There's only so many ways to bang on a drum.

Kai Akker said...

---- the only piece longer than In-A-Gadda-Da-Vida

Play it on a loop. By the sixth or seventh time, you are in a different place. At 10x, -- is it heaven, or is it hell?

bagoh20 said...

"War was the biggest influence in the first half of the 20th century..."
And again industry decided the war.

bagoh20 said...

I often try to imagine how music could change again as profoundly as it did with Rock, but I'm not creative enough to imagine an answer. Rap changed music a lot, but not for the better, and it's really just a deconstruction retrograde search for edge. It also seems to be the most money driven genre to date, competing with country and pop for formularity, which isn't a real word, but should be.

Earnest Prole said...

All Things Must Pass.

Joe Bar said...

boatbuilder said...
"Maybe I expect him to sing like Bill Burr (which would be interesting)."

Bill Burr and Billy Corgan may be half-brothers. That's what my previous posts were about.

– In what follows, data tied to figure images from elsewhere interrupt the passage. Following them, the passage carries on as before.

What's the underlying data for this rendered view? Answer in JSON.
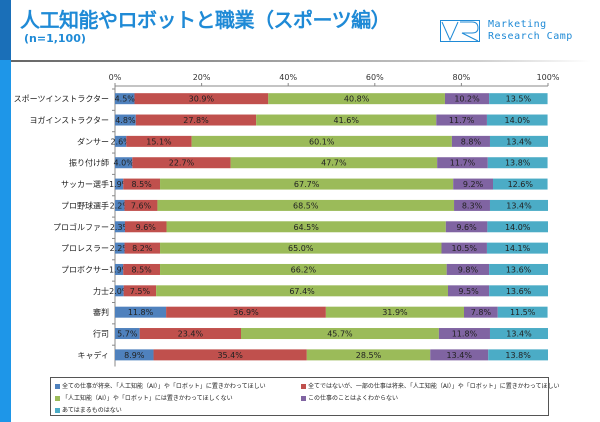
{
  "header": {
    "title": "人工知能やロボットと職業（スポーツ編）",
    "subtitle": "(n=1,100)",
    "logo_text_1": "Marketing",
    "logo_text_2": "Research Camp"
  },
  "chart_data": {
    "type": "bar",
    "orientation": "horizontal",
    "stacked": "percent",
    "xlim": [
      0,
      100
    ],
    "xticks": [
      "0%",
      "20%",
      "40%",
      "60%",
      "80%",
      "100%"
    ],
    "categories": [
      "スポーツインストラクター",
      "ヨガインストラクター",
      "ダンサー",
      "振り付け師",
      "サッカー選手",
      "プロ野球選手",
      "プロゴルファー",
      "プロレスラー",
      "プロボクサー",
      "力士",
      "審判",
      "行司",
      "キャディ"
    ],
    "series": [
      {
        "name": "全ての仕事が将来、「人工知能（AI）」や「ロボット」に置きかわってほしい",
        "color": "#4f81bd",
        "values": [
          4.5,
          4.8,
          2.6,
          4.0,
          1.9,
          2.2,
          2.3,
          2.2,
          1.9,
          2.0,
          11.8,
          5.7,
          8.9
        ]
      },
      {
        "name": "全てではないが、一部の仕事は将来、「人工知能（AI）」や「ロボット」に置きかわってほしい",
        "color": "#c0504d",
        "values": [
          30.9,
          27.8,
          15.1,
          22.7,
          8.5,
          7.6,
          9.6,
          8.2,
          8.5,
          7.5,
          36.9,
          23.4,
          35.4
        ]
      },
      {
        "name": "「人工知能（AI）」や「ロボット」には置きかわってほしくない",
        "color": "#9bbb59",
        "values": [
          40.8,
          41.6,
          60.1,
          47.7,
          67.7,
          68.5,
          64.5,
          65.0,
          66.2,
          67.4,
          31.9,
          45.7,
          28.5
        ]
      },
      {
        "name": "この仕事のことはよくわからない",
        "color": "#8064a2",
        "values": [
          10.2,
          11.7,
          8.8,
          11.7,
          9.2,
          8.3,
          9.6,
          10.5,
          9.8,
          9.5,
          7.8,
          11.8,
          13.4
        ]
      },
      {
        "name": "あてはまるものはない",
        "color": "#4bacc6",
        "values": [
          13.5,
          14.0,
          13.4,
          13.8,
          12.6,
          13.4,
          14.0,
          14.1,
          13.6,
          13.6,
          11.5,
          13.4,
          13.8
        ]
      }
    ],
    "legend_position": "bottom",
    "grid": false
  }
}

https://ew.com/bill-burr-and-billy-corgan-address-brother-rumors-in-surprise-meeting-8780626

Rocco said...

tommyesq said...
These days most of it is churned out in a lab… virtually all vocals are autotuned enough that it is hard to tell one singer from another…

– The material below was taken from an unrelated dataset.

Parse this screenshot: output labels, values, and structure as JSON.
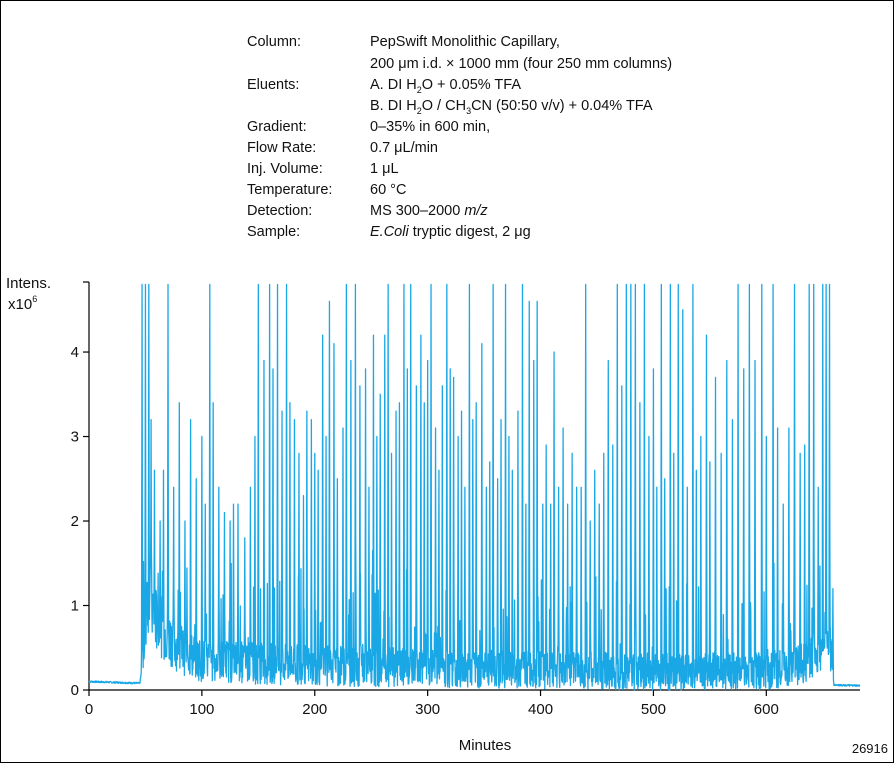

This guy analyzes Judy Garland singing “Somewhere Over the Rainbow”, contrasting it with Kelly Clarkson’s version. To oversimplify, the subtle things Judy does to make her performance so good would be auto-tuned out in today’s recording studio, causing it to loose a bit of it’s edge.

https://www.youtube.com/watch?v=BDJF4lR3_eg

Peachy said...

formularity - put that in the lock box.

chuck said...

Rock was a secondary effect of bigger changes. Which makes me wonder what California will do for entertainment when the electricity runs out :)

chuck said...

Engineers: "Tell me, O Muse, of the men of many devices..."

JIM said...

"I'd love to change the world, but I don't know what to do, so I leave up to you" - 10 years After

Jeff Gee said...

It’s been two days and 90 comments and nobody’s going to mention Billy Corgan told Howard Stern that he was having sex with somebody who shapeshifted— twice— and that the Internet has investigated and deduced it was Tila Tequila? It’s like I don’t know you people anymore.